Gamestar Mechanic is a game about making games. In particular it’s designed as an immersive interactive primer in game design, no programming or art skills required. Right away you’re thrown a bunch of simple game challenges to beat, clashing egos with the other players in the arcade, learning the basic controls of the top down or side scrolling interface. It gets really interesting when you stumble upon a malfunctioning game reactor core thats about to go critical. The games are all broken and the facility will blow unless you fix it. And so the centrepeice of the experience comes into play, a big red switch that flicks you between play mode, and EDIT. You’re now able to rearrange all of a levels elements, configure enemy’s AI, set win conditions, etc All of the fundamental building blocks of game design are there, and while a veteran designer might be frustrated by the limitations of the interface, it in insanely easy to pick up and be productive with right off the bat.

An interesting aspect of its implementation is the heavy focus on narrative, something that I’d expect was a hard sell to the funding bodies, but pays off in spades. GameLab have done a terrific job of crafting the world of Factory 7. The depth of their imaginary world is immediately apparent, a completely original canon wrapped in political intrigue and quirky characters, anchored by a classical hero’s journey tale of a young “mechanic” who aspires to be a great game designer. This drives the player through the various play / edit challenges that the game presents, feeding shreds of the story in as you progress through the world’s arcades and collect new items with which to build your own levels.
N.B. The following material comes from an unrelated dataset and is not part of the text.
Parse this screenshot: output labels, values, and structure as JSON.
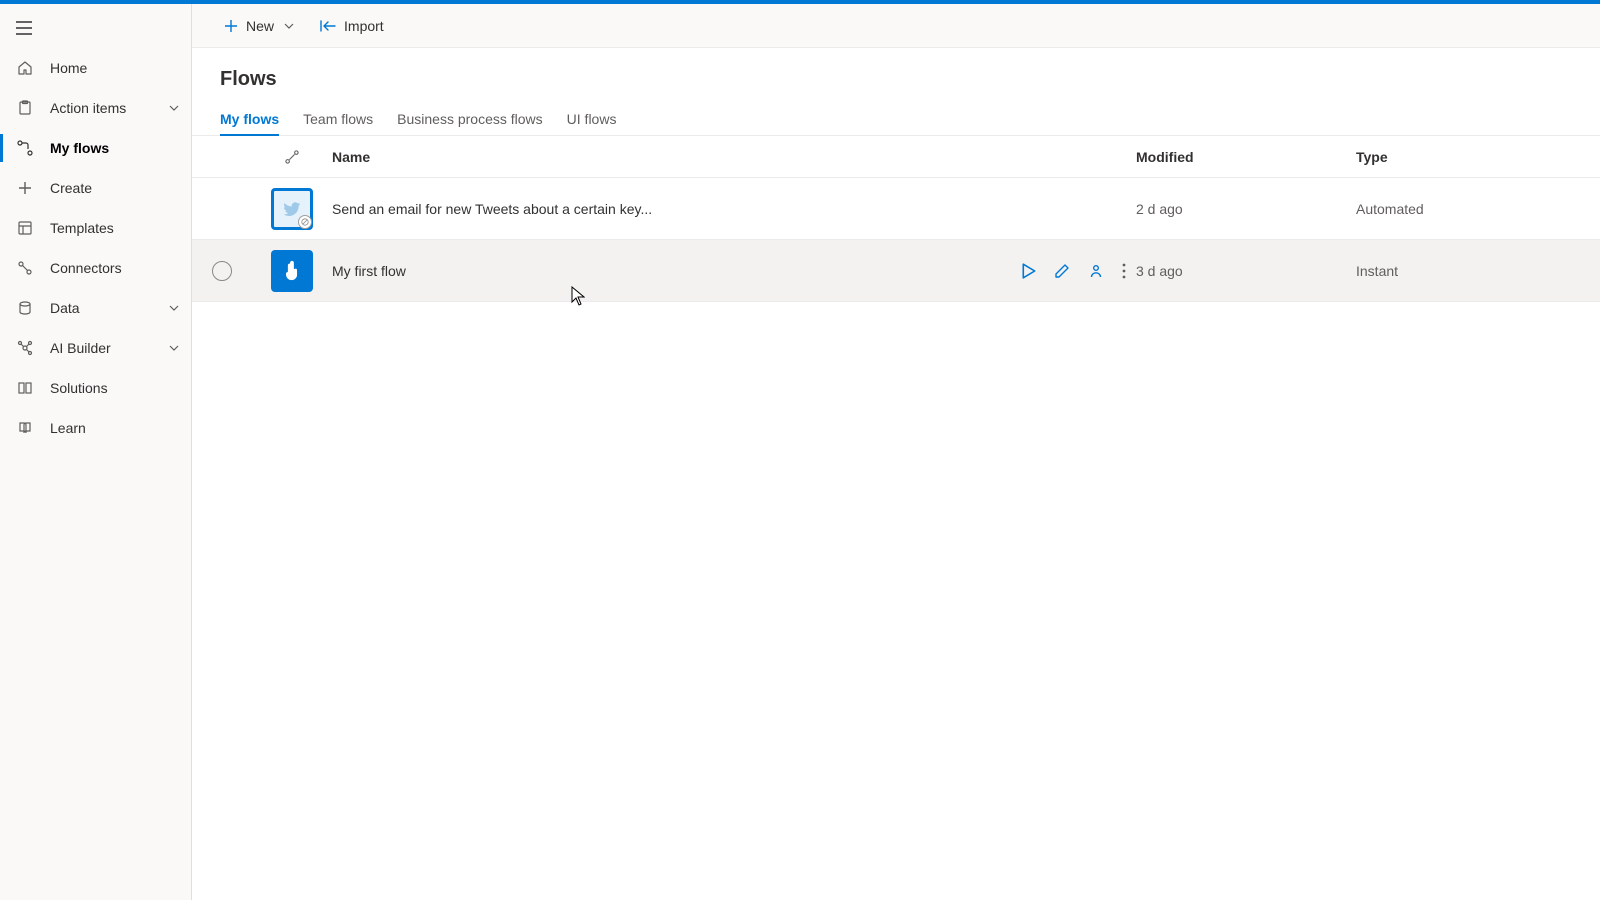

The balance and tuning in the game really is downright professional, and something which I could easily see becoming a hit as a cart for the DS whether people knew it was “educational” or not.

This really is a shining example of where “Serious Games” need to go. A few things that GSM gets right that others in the field should pay special attention to:
– The lessons are interwoven into the gameplay, you really do learn by experiencing the mechanics at play. After editing your first level, it completely changes the way you look at all the play challenges after that. They gently introduce elements into levels like timing, AI pattern recognition, projectiles, gravity, all these building blocks are experienced first hand by the player before they’re then thrown into their toolkit
– Even if you didn’t give two hoots about game design, this would be fun. It stands alone as an intriguing, innovative game that is smart and well balanced. I can probably count on one hand the amount of other games with any inkling of educational content that I could say the same for
– The immersion in this narrative isnt disturbed by any hard link to curriculum. This is SO key. The game makes no mention of learning anywhere, it is not being sold as an “educational” game, which removes so many barriers when it comes to uptake with students
– The aesthetic is magical, leveraging common elements from the very hip eastern / western fusion comic style, but still managing to stay different enough to avoid looking like a copy-cat. The animations, character design, coloring, music, and sound effects work harmoniously to present a world you just want to keep playing in.

I’m going back to finish off season one. Everyone should give this a shot, and send your feedback to the creators, they deserve to have a strong community behind the project to help them refine the final product.

It is my sincere hope that the project continues to get funding and is as successful financially as it is creatively.